A recente eleição do arcebispo Alexander K. Sample para o Comitê de Liberdade Religiosa da Conferência Episcopal dos Estados Unidos (USCCB) é um movimento muito mais relevante do que pode parecer à primeira vista. Diferentemente de outros países, na USCCB os bispos que integram os comitês não são designados pelo presidente nem por um grupo reduzido: são eleitos por votação direta do conjunto do episcopado. Esse detalhe converte a eleição de Sample em um sinal inequívoco do apoio que desfruta entre seus irmãos bispos.

E esse apoio não é neutro.

Alexander Sample, arcebispo de Portland, consolidou-se nos últimos anos como um dos pastores mais firmes doutrinalmente do episcopado norte-americano. Seu ensino sobre a fé, a moral, a liturgia e a identidade católica tem sido sempre coerente, sereno e profundamente enraizado na Tradição. Sua clareza, unida a um estilo sóbrio, ganhou-lhe respeito mesmo entre bispos que não compartilham todas as suas sensibilidades.

Um dos aspectos mais chamativos de seu perfil é sua relação aberta, pública e positiva com a Missa tradicional. Sample não só defendeu a legitimidade e a riqueza espiritual do rito tradicional, mas celebrou a forma extraordinária com normalidade pastoral e garantiu seu desenvolvimento ali onde os fiéis a vivem em plena comunhão.

Esse dado adquire especial relevância nos Estados Unidos, onde Summorum Pontificum foi aplicada desde 2007 com amplitude, estabilidade e frutos pastorais muito visíveis: comunidades jovens, aumento de vocações, crescimento da vida paroquial e um número considerável de fiéis que encontraram no rito tradicional um caminho seguro de vida sacramental.

Que um bispo tão identificado com essa realidade tenha sido elegido por voto majoritário do episcopado para um comitê estratégico é, sem dúvida, uma mensagem interna de grande alcance.

O Comitê de Liberdade Religiosa da USCCB não é um organismo decorativo. Ocupa-se dos temas mais sensíveis da relação entre a Igreja e o Estado: liberdade de consciência, objeção médica, identidade de gênero, pressão ideológica sobre instituições católicas, defesa da educação confessional e proteção do culto público.

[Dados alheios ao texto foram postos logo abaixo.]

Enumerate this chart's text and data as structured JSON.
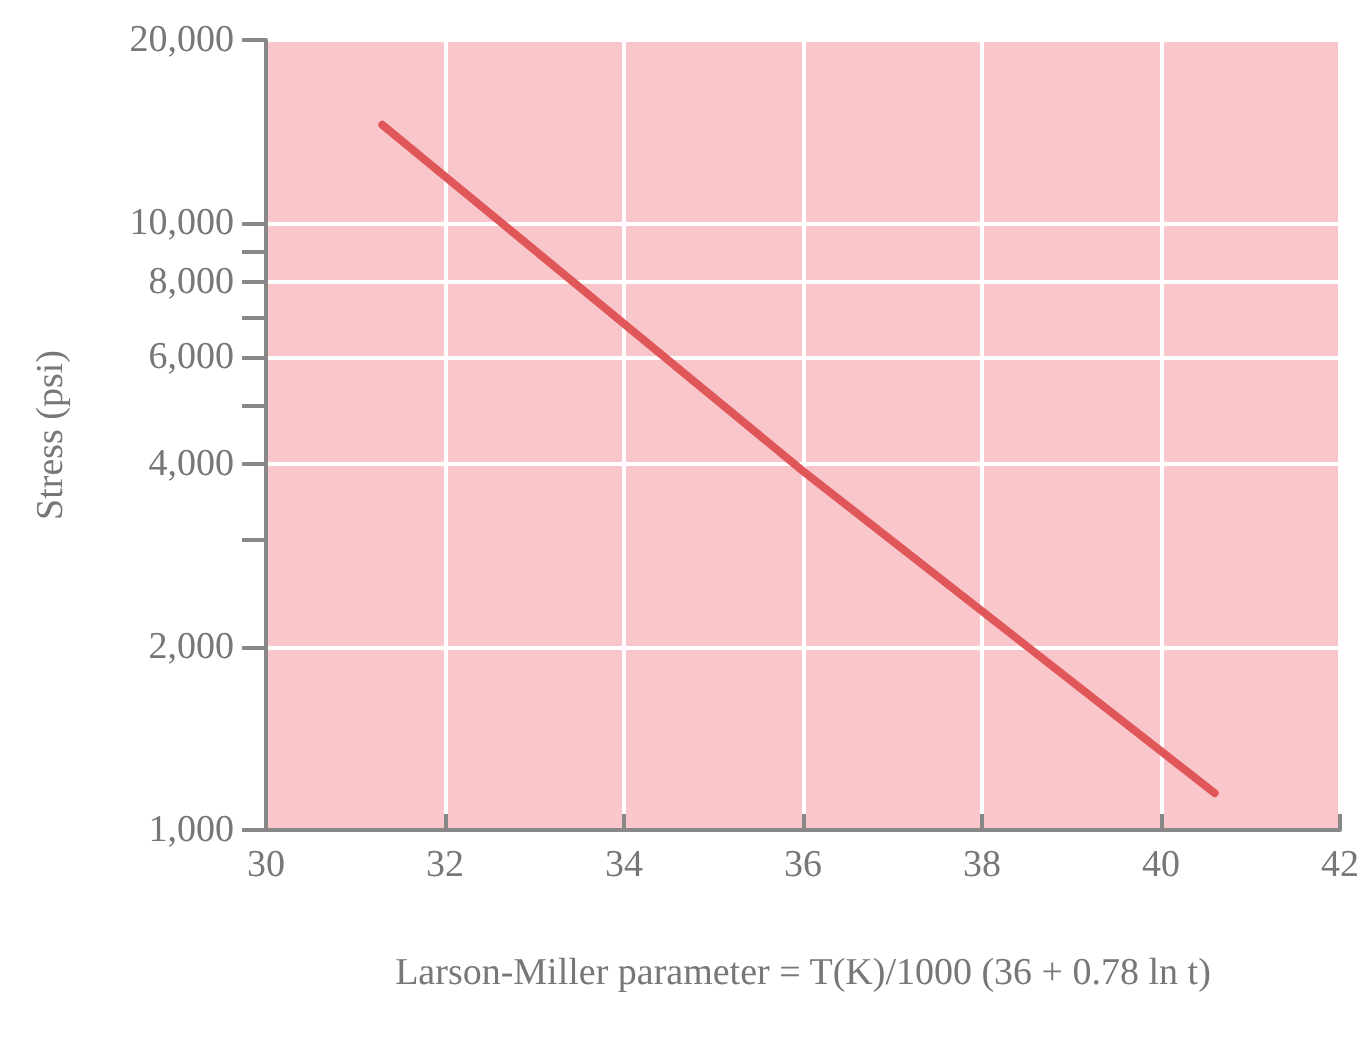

Em um país onde a liberdade religiosa é litigada ano após ano perante os tribunais federais, escolher um bispo da solidez de Sample é uma aposta consciente por uma linha doutrinal clara, articulada e firme.

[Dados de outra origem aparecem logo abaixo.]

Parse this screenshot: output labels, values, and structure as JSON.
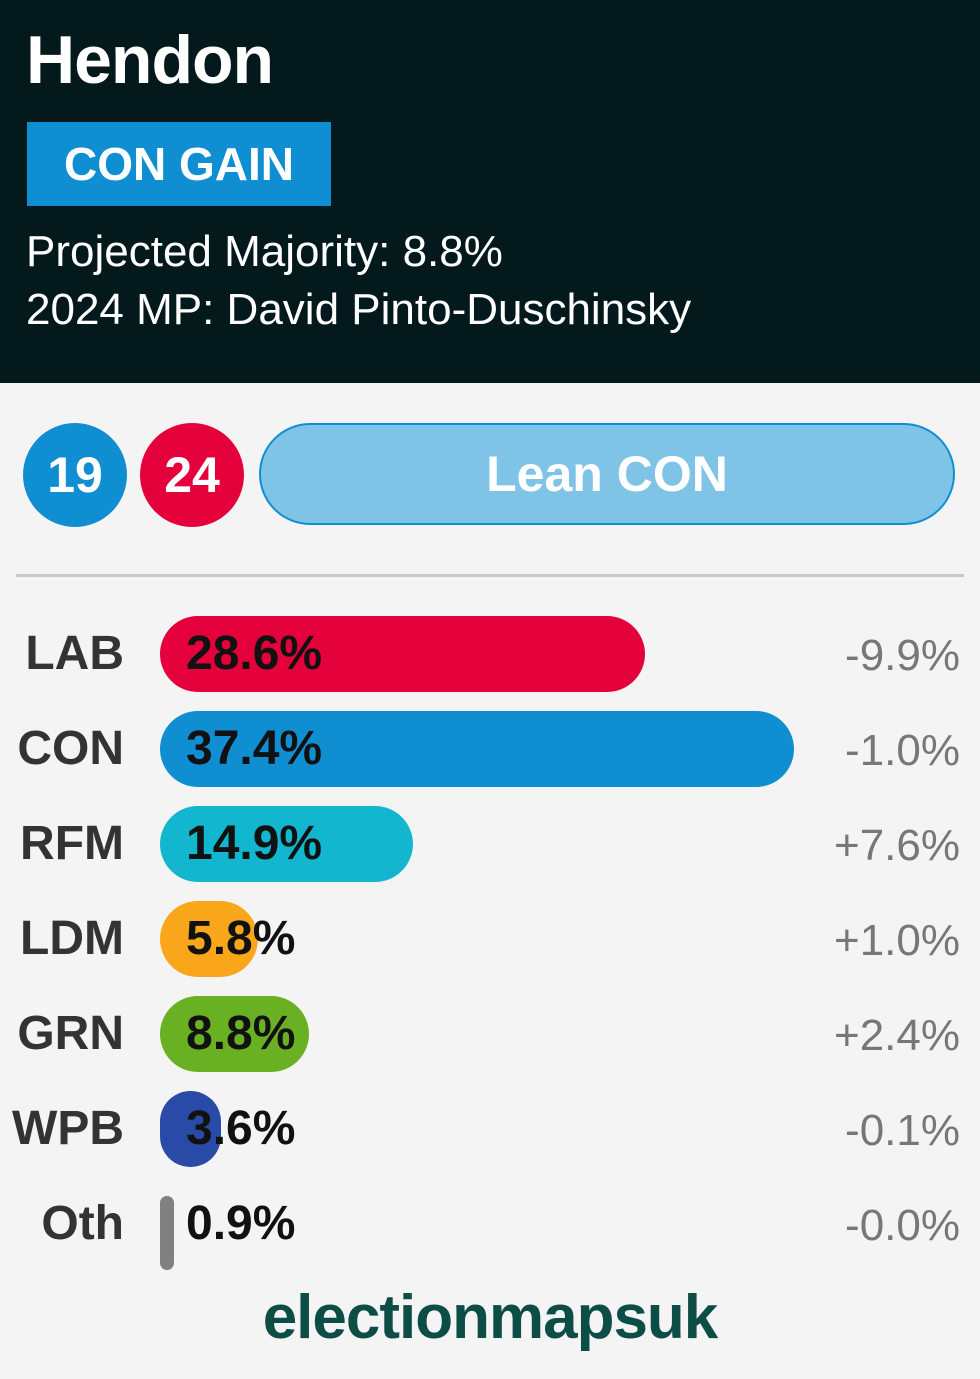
{
  "header": {
    "title": "Hendon",
    "status_badge": "CON GAIN",
    "projected_majority": "Projected Majority: 8.8%",
    "mp_line": "2024 MP: David Pinto-Duschinsky"
  },
  "seats": {
    "con_seats": "19",
    "lab_seats": "24",
    "rating": "Lean CON"
  },
  "colors": {
    "header_bg": "#03191b",
    "con": "#0f8fd1",
    "lab": "#e4003b",
    "rfm": "#12b6cf",
    "ldm": "#faa61a",
    "grn": "#6ab023",
    "wpb": "#2a4aa8",
    "oth": "#808080",
    "rating_fill": "#7fc4e6",
    "brand": "#0c4d46"
  },
  "chart_data": {
    "type": "bar",
    "orientation": "horizontal",
    "categories": [
      "LAB",
      "CON",
      "RFM",
      "LDM",
      "GRN",
      "WPB",
      "Oth"
    ],
    "values": [
      28.6,
      37.4,
      14.9,
      5.8,
      8.8,
      3.6,
      0.9
    ],
    "value_labels": [
      "28.6%",
      "37.4%",
      "14.9%",
      "5.8%",
      "8.8%",
      "3.6%",
      "0.9%"
    ],
    "changes": [
      "-9.9%",
      "-1.0%",
      "+7.6%",
      "+1.0%",
      "+2.4%",
      "-0.1%",
      "-0.0%"
    ],
    "bar_colors": [
      "#e4003b",
      "#0f8fd1",
      "#12b6cf",
      "#faa61a",
      "#6ab023",
      "#2a4aa8",
      "#808080"
    ],
    "xlim": [
      0,
      37.4
    ]
  },
  "footer": {
    "brand": "electionmapsuk"
  }
}
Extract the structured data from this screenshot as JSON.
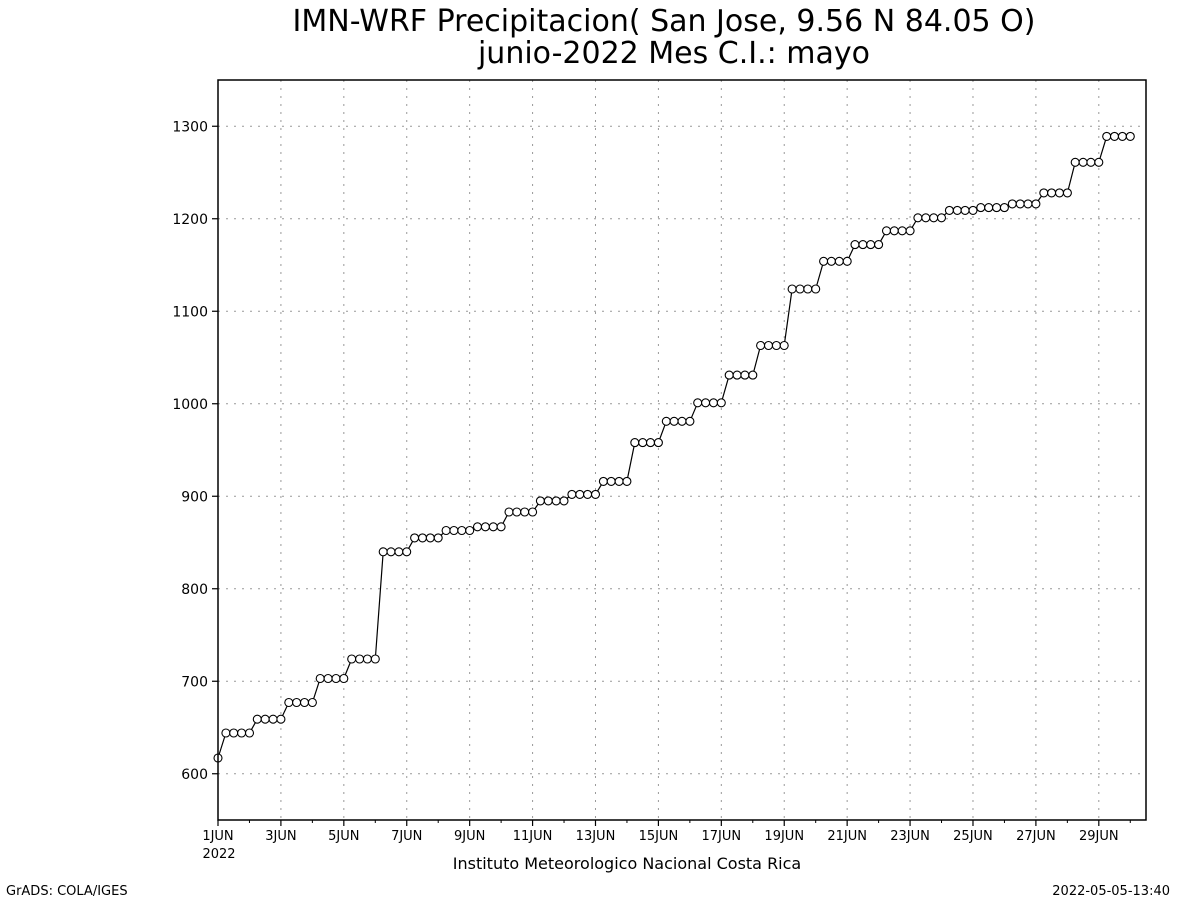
{
  "chart_data": {
    "type": "line",
    "title_line1": "IMN-WRF  Precipitacion( San Jose, 9.56  N 84.05  O)",
    "title_line2": "junio-2022 Mes C.I.: mayo",
    "xlabel": "Instituto Meteorologico Nacional Costa Rica",
    "ylabel": "",
    "x_start_label": "1JUN",
    "x_year_label": "2022",
    "x_tick_labels": [
      "1JUN",
      "3JUN",
      "5JUN",
      "7JUN",
      "9JUN",
      "11JUN",
      "13JUN",
      "15JUN",
      "17JUN",
      "19JUN",
      "21JUN",
      "23JUN",
      "25JUN",
      "27JUN",
      "29JUN"
    ],
    "x_tick_days": [
      1,
      3,
      5,
      7,
      9,
      11,
      13,
      15,
      17,
      19,
      21,
      23,
      25,
      27,
      29
    ],
    "xlim_days": [
      1,
      30.5
    ],
    "ylim": [
      550,
      1350
    ],
    "y_ticks": [
      600,
      700,
      800,
      900,
      1000,
      1100,
      1200,
      1300
    ],
    "grid": true,
    "marker": "open-circle",
    "series": [
      {
        "x_days_first": 1,
        "x_step_days": 0.25,
        "values": [
          617,
          644,
          644,
          644,
          644,
          659,
          659,
          659,
          659,
          677,
          677,
          677,
          677,
          703,
          703,
          703,
          703,
          724,
          724,
          724,
          724,
          840,
          840,
          840,
          840,
          855,
          855,
          855,
          855,
          863,
          863,
          863,
          863,
          867,
          867,
          867,
          867,
          883,
          883,
          883,
          883,
          895,
          895,
          895,
          895,
          902,
          902,
          902,
          902,
          916,
          916,
          916,
          916,
          958,
          958,
          958,
          958,
          981,
          981,
          981,
          981,
          1001,
          1001,
          1001,
          1001,
          1031,
          1031,
          1031,
          1031,
          1063,
          1063,
          1063,
          1063,
          1124,
          1124,
          1124,
          1124,
          1154,
          1154,
          1154,
          1154,
          1172,
          1172,
          1172,
          1172,
          1187,
          1187,
          1187,
          1187,
          1201,
          1201,
          1201,
          1201,
          1209,
          1209,
          1209,
          1209,
          1212,
          1212,
          1212,
          1212,
          1216,
          1216,
          1216,
          1216,
          1228,
          1228,
          1228,
          1228,
          1261,
          1261,
          1261,
          1261,
          1289,
          1289,
          1289,
          1289
        ]
      }
    ]
  },
  "footer": {
    "left": "GrADS: COLA/IGES",
    "right": "2022-05-05-13:40"
  }
}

Convém sublinhar que essa eleição não surge de uma designação presidencial nem de manobras internas, mas da votação aberta dos bispos. O episcopado norte-americano — o mais numeroso do mundo — decidiu confiar uma área crítica a um pastor com um perfil inequivocamente enraizado na Tradição e que mantém uma relação diáfana com o desenvolvimento da Missa tradicional.

Em um momento em que a Igreja vive tensões quanto à liturgia, à disciplina e à identidade doutrinal, esse apoio explícito a Sample indica que uma parte muito significativa do episcopado norte-americano deseja preservar a continuidade litúrgica e doutrinal como elementos essenciais da vida eclesial.

A presença do arcebispo Alexander Sample no Comitê de Liberdade Religiosa é muito mais do que um nomeamento funcional: é um gesto do episcopado dos Estados Unidos que revela confiança, clareza e um horizonte de continuidade doutrinal. Que um bispo conhecido por sua proximidade pastoral à Missa tradicional receba esse apoio em um âmbito tão estratégico é um sinal eloquente do rumo que uma parte importante da Igreja norte-americana deseja manter.